A quebra de rotina e o distanciamento de compromissos durante as férias pode ser uma rara oportunidade para se desligar dos tentáculos eletrônicos cada vez mais presentes no dia a dia. Donos de uma rede de farmácias em Esperança do Sul, no noroeste do Estado, Rafael e a mulher, Raquel, também tentam se ver livres dos celulares, mas admitem que nem sempre conseguem.
- Evitamos entrar em redes sociais, ficar compartilhando fotos nas férias. Mas dos e-mails e das notícias ainda não conseguimos escapar - diz Rafael, que, mesmo tendo adiantando trabalho antes de sair em férias, ainda precisa, eventualmente, resolver imprevistos que dependem de e-mail.
Nas férias offline, celular só para ligações rápidas
O celular pode ser soberano nos escritórios, nos restaurantes, em jogos de futebol ou em shows - mas parece que, durante a viagem, o esforço para deixá-lo de lado é maior. Há quem consiga romper circuitos com a tecnologia tão logo saia da Estrada do Mar, deslizar o dedo sobre o "Desligar" e manter essa condição boa parte do dia.
- O celular fica desligado a maior parte do tempo. Só uso para telefonar ou ver a previsão do tempo. E depois desligo de novo - diz a bancária Fernanda Gracioli, veranista de Capão - Também passo longe da TV e nem trago o notebook. Assim, o descanso da mente é completo.
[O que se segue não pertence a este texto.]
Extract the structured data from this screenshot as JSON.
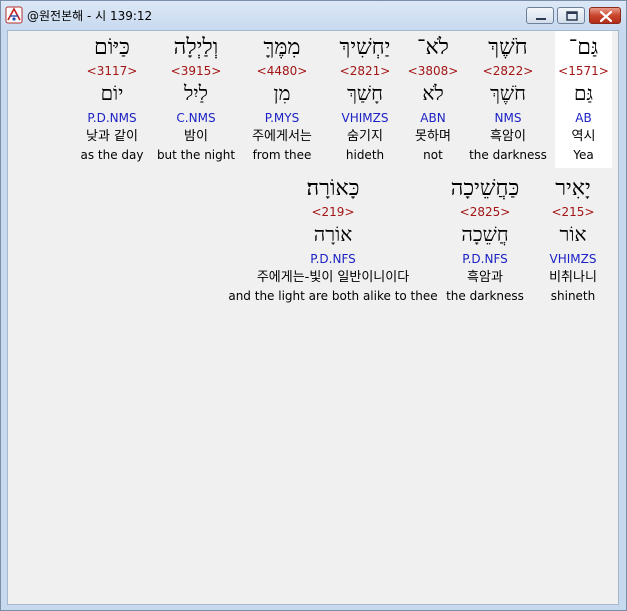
{
  "window": {
    "title": "@원전본해 - 시 139:12",
    "icon": "app-logo-icon",
    "controls": [
      "minimize-icon",
      "maximize-icon",
      "close-icon"
    ]
  },
  "verse": {
    "line1": [
      {
        "hebrew": "גַּם־",
        "strongs": "<1571>",
        "lexeme": "גַּם",
        "morph": "AB",
        "korean": "역시",
        "english": "Yea",
        "selected": true
      },
      {
        "hebrew": "חֹשֶׁךְ",
        "strongs": "<2822>",
        "lexeme": "חֹשֶׁךְ",
        "morph": "NMS",
        "korean": "흑암이",
        "english": "the darkness",
        "selected": false
      },
      {
        "hebrew": "לֹא־",
        "strongs": "<3808>",
        "lexeme": "לֹא",
        "morph": "ABN",
        "korean": "못하며",
        "english": "not",
        "selected": false
      },
      {
        "hebrew": "יַחְשִׁיךְ",
        "strongs": "<2821>",
        "lexeme": "חָשַׁךְ",
        "morph": "VHIMZS",
        "korean": "숨기지",
        "english": "hideth",
        "selected": false
      },
      {
        "hebrew": "מִמֶּךָּ",
        "strongs": "<4480>",
        "lexeme": "מִן",
        "morph": "P.MYS",
        "korean": "주에게서는",
        "english": "from thee",
        "selected": false
      },
      {
        "hebrew": "וְלַיְלָה",
        "strongs": "<3915>",
        "lexeme": "לַיִל",
        "morph": "C.NMS",
        "korean": "밤이",
        "english": "but the night",
        "selected": false
      },
      {
        "hebrew": "כַּיּוֹם",
        "strongs": "<3117>",
        "lexeme": "יוֹם",
        "morph": "P.D.NMS",
        "korean": "낮과 같이",
        "english": "as the day",
        "selected": false
      }
    ],
    "line2": [
      {
        "hebrew": "יָאִיר",
        "strongs": "<215>",
        "lexeme": "אוֹר",
        "morph": "VHIMZS",
        "korean": "비취나니",
        "english": "shineth",
        "selected": false
      },
      {
        "hebrew": "כַּחֲשֵׁיכָה",
        "strongs": "<2825>",
        "lexeme": "חֲשֵׁכָה",
        "morph": "P.D.NFS",
        "korean": "흑암과",
        "english": "the darkness",
        "selected": false
      },
      {
        "hebrew": "כָּאוֹרָה׃",
        "strongs": "<219>",
        "lexeme": "אוֹרָה",
        "morph": "P.D.NFS",
        "korean": "주에게는-빛이 일반이니이다",
        "english": "and the light are both alike to thee",
        "selected": false
      }
    ]
  }
}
Como o marido de vez em quando joga tênis enquanto ela curte a praia, Fernanda deixa o aparelho ligado na bolsa para ser avisada a que horas se encontram. Mas é só.
- Para mim, as redes sociais, WhatsApp e outros aplicativos ficam de lado nas férias. Até por que, o 3G na praia é muito ruim, e isso acabaria me estressando ainda mais - explica.
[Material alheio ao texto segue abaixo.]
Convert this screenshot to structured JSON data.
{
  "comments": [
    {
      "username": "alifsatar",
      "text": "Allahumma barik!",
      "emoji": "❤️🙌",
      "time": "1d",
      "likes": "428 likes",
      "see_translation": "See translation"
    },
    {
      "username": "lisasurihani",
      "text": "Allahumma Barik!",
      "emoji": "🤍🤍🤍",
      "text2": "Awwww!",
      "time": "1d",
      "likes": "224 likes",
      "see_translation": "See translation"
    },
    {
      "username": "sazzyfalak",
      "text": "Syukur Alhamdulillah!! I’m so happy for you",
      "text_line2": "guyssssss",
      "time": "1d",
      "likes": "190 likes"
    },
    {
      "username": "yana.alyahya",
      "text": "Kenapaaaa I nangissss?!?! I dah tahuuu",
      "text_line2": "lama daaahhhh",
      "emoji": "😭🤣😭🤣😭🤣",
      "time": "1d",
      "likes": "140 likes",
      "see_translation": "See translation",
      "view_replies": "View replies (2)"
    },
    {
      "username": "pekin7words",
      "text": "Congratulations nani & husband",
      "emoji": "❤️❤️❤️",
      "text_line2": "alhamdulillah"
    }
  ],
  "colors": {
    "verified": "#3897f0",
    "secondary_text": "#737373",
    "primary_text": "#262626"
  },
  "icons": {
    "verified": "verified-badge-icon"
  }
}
Na praia, Fernanda deixa o celular na bolsa | Foto: Carlos Macedo
Na tarefa do desapego, veranistas substituem a tecnologia por outros passatempos. Para a professora Clair Tunico, é a oportunidade para colocar a leitura em dia. Em uma temporada de um mês em Torres, ela devorou quatro livros que há tempos vinha namorando - um a cada semana. A preferência é por romances policiais. Ela leva sua cadeira até os pontos mais isolados da praia e mergulha em uma leitura que consome 40 páginas por vez.
- Em Caxias do Sul, com toda correria de trabalho, casa e distração de internet e TV, eu leio apenas um por mês, isso quando dá tempo - diz.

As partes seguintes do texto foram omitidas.